Monitor this closely. In 12-18 months, a hybrid approach using Gemini Native Audio for common languages and specialized providers for underserved languages may be optimal.

Estimated Per-Language Latency (Self-Hosted Stack)

Component Latency Cumulative
VAD + End-of-turn ~200-400ms 200-400ms
STT (Deepgram streaming) ~150-300ms 350-700ms
LLM (GPT-4o-mini TTFT) ~200-400ms 550-1100ms
TTS (Qwen3-TTS/ElevenLabs TTFA) ~75-100ms 625-1200ms
Total response time 625ms-1.2s

This is competitive with human conversation response times (300-500ms for listening + 300-500ms for formulation) and significantly better than Vapi's typical 1.5-2.5s response times.

Cost Comparison (at 50K minutes/month)

Stack Monthly Cost
Vapi v3.0 (current) ~$5,000-6,500 (platform + providers)
Self-hosted LiveKit + best-in-class providers ~$1,500-2,500 (infra + provider APIs)
Self-hosted LiveKit + self-hosted models (Qwen3-TTS, Whisper) ~$800-1,500 (GPU infra + minimal APIs)

Final Architecture Diagram

ORCHESTRATOR:  LiveKit Agents (self-hosted, Canadian region)
               OR Pipecat (if you prefer Python-first)

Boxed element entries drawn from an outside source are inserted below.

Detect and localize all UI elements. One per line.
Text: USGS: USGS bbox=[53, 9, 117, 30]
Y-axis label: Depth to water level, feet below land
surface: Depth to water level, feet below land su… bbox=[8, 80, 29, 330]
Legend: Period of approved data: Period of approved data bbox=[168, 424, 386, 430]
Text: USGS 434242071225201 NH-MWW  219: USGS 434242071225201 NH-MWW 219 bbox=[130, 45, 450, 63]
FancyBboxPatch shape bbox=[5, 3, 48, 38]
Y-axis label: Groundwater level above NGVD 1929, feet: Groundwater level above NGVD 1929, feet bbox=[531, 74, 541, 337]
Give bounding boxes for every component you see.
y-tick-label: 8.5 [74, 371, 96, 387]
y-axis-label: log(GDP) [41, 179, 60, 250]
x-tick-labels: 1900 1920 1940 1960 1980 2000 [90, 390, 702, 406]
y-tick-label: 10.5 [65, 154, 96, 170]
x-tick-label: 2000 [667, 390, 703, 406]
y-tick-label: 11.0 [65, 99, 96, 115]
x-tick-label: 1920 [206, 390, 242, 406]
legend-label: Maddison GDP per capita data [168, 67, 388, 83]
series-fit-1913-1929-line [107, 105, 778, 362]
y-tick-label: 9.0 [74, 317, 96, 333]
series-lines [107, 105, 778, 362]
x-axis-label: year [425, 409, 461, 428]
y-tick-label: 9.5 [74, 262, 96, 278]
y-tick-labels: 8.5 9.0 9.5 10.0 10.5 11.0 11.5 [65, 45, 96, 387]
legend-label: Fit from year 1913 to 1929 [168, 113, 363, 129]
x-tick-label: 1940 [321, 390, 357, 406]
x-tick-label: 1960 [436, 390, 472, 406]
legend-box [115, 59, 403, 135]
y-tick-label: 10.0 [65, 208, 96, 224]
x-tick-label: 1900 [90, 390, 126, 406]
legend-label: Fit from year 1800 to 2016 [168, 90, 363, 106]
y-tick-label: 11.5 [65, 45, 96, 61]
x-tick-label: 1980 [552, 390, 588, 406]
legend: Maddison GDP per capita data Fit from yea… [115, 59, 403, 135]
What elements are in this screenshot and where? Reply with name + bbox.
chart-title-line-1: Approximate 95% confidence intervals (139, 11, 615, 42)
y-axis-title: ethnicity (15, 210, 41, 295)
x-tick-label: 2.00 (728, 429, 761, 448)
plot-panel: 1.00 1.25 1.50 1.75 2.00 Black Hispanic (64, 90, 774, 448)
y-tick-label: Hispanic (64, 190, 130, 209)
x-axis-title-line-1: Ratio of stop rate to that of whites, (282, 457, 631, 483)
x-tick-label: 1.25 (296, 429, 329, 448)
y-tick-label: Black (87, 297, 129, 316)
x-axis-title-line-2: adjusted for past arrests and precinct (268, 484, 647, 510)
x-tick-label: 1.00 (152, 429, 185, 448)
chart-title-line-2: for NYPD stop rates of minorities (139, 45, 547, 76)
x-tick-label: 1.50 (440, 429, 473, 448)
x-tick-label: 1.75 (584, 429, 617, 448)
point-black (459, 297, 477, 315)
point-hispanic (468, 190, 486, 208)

TRANSPORT:     LiveKit Server (self-hosted, WebRTC)
               + Twilio/Telnyx for PSTN telephony

LANGUAGE       AssemblyAI Universal (initial detection)
DETECTION:     then route to language-specific pipeline

         +-----------+--------------+-------------------+----------------+-----------+
         | ENGLISH   | MANDARIN     | CANTONESE         | PUNJABI        | FRENCH-CA |
STT:     | Deepgram  | Deepgram     | Google Chirp 3    | Sarvam AI      | Deepgram  |
         | Nova-3    | Nova-3 (zh)  | (yue-Hant-HK)    | Saaras v3      | Nova-3    |
         | Medical   |              |                   |                | (fr-CA)   |
         |           |              |                   |                |           |
LLM:     | GPT-4o    | GPT-4o       | GPT-4o            | GPT-4o         | GPT-4o-   |
         | mini      |              |                   |                | mini      |
         |           |              |                   |                |           |
TTS:     | ElevenLabs| Qwen3-TTS    | Qwen3-TTS         | Sarvam AI      | Azure     |
         | v3 or     | (self-hosted)| (self-hosted,      | Bulbul v3      | fr-CA-    |
         | Cartesia  |              |  Cantonese dialect)|                | Sylvie HD |
         +-----------+--------------+-------------------+----------------+-----------+

INFRA:   AWS ca-central-1 (or Azure Canada Central)
         GPU instances for Qwen3-TTS self-hosting
         All PHI stays in Canada

This stack gives you the highest accuracy per language, lowest latency, maximum control, Canadian data residency, and 60-80% cost reduction versus Vapi at scale.